Mientras estaba a punto de estallar la Primera Guerra Mundial, un hombre se haya enfrascado en descubrir alguna forma de mejorar los cañones de los fusiles.
Ese hombre era Harry Brearley y, mientras investigaba las aleaciones metálicas, descubrió casi de casualidad el acero inoxidable como si hubiera localizado una especie de piedra preciosa en la arena.
Serendipia metalúrgica
Brealey trabajaba en uno de los laboratorios metalúrgicos de la ciudad de Sheffield, fundiendo el acero con distintos elementos, y posteriormente vertiendo las muestras en moldes para comprobar mecánicamente su dureza.
Brearley iba aplicando el método de ensayo y error, echando elementos aleatoriamente a la mezcla de hierro y carbono que es el acero. Había días que hacía moldes de acero en los que había añadido níquel, otros días había añadido aluminio, pero la investigación no parecía prosperar: la dureza del acero no era suficiente.
Sin embargo, un día cualquiera, mientras atravesaba su laboratorio para continuar trabajando, distinguió de casualidad una especie de joya en un puñado de muestras oxidadas.
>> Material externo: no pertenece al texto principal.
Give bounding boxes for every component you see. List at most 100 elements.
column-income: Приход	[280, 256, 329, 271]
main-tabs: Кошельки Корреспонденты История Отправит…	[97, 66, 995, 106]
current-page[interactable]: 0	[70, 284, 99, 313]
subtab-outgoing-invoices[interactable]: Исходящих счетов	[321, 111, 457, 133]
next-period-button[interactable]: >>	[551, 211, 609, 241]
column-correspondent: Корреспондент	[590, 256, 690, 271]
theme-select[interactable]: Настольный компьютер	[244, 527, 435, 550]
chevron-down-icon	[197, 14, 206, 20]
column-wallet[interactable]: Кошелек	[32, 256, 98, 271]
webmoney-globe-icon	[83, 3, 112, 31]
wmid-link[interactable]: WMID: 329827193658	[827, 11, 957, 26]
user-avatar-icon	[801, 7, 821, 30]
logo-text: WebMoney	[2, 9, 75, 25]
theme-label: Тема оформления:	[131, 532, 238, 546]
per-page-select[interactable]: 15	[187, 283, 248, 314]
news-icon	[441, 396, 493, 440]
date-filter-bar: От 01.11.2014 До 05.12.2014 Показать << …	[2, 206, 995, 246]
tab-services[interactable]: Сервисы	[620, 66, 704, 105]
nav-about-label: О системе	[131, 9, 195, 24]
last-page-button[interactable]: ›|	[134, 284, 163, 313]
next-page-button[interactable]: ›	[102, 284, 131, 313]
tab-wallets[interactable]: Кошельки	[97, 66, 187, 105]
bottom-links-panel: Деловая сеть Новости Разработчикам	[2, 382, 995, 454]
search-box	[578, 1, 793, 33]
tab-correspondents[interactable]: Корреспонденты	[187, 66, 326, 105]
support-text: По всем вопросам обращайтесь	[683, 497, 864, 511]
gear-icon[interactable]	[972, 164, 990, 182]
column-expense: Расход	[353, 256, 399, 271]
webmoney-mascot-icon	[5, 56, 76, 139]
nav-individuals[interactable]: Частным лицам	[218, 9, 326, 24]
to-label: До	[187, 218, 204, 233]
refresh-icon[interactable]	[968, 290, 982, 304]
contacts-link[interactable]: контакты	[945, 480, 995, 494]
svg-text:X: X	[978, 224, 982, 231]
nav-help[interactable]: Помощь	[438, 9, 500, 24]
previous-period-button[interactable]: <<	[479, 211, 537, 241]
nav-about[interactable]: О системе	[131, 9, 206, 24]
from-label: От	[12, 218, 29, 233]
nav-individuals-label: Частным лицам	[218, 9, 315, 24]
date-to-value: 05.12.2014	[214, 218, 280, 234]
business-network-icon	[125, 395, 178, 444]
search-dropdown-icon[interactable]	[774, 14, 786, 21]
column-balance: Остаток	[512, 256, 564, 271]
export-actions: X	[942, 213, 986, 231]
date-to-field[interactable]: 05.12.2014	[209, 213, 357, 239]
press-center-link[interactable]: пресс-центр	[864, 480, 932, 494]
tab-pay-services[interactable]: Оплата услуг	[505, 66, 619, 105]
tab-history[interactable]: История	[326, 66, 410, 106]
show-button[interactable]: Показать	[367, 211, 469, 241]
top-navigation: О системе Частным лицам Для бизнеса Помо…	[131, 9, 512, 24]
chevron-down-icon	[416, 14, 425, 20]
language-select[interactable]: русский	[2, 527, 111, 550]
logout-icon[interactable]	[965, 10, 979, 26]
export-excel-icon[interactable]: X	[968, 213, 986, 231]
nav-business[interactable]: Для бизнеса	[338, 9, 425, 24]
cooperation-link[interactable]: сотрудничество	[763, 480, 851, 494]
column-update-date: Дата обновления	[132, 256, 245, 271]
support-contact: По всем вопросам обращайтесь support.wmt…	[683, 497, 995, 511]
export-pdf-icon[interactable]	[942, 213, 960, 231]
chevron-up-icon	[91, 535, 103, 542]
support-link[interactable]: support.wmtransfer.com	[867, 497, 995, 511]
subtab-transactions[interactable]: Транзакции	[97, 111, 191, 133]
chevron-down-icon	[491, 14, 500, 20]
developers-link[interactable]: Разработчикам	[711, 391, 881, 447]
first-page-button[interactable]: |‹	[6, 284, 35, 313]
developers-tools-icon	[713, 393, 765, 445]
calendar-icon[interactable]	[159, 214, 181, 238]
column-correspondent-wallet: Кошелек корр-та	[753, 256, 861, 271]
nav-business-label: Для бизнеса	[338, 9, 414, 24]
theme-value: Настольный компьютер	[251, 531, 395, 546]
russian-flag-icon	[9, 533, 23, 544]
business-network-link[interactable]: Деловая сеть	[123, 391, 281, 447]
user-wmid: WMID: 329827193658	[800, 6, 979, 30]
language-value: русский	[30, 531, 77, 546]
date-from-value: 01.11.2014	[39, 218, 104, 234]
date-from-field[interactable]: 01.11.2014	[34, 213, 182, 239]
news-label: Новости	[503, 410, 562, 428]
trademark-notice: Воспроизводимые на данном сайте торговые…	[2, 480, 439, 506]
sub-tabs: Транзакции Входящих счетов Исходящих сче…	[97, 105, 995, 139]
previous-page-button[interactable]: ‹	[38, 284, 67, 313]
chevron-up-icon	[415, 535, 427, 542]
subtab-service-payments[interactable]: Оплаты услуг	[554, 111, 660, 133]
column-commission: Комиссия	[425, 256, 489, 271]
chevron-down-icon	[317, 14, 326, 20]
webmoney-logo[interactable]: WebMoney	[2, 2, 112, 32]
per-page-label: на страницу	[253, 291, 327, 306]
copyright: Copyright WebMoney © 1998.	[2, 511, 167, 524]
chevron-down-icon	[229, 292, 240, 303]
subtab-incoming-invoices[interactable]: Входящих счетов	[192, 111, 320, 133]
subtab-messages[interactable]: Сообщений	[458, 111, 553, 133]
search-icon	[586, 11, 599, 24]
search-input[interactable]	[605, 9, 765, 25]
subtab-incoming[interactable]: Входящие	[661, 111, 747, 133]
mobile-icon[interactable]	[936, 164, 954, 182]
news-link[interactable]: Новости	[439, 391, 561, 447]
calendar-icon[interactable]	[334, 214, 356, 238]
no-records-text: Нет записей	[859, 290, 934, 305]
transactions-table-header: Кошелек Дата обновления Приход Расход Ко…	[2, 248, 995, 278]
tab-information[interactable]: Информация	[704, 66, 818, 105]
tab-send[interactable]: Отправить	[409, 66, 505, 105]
Al aproximarse, descubrió que no se trataba de una joya, sino que era una muestra de acero que brillaba.
Por alguna razón, aquella muestra había quedado a salvo del óxido y su superficie era como la del primer día. Brearley estuvo a punto de pasar de largo y no darle mayor importancia, pero entonces, raptado por un momento de inspiración, tomó la muestra y la examinó.
Según Xataka Ciencia, Brearley pronto descubriría que entre sus manos tenía la primera muestra de acero inoxidable de la historia.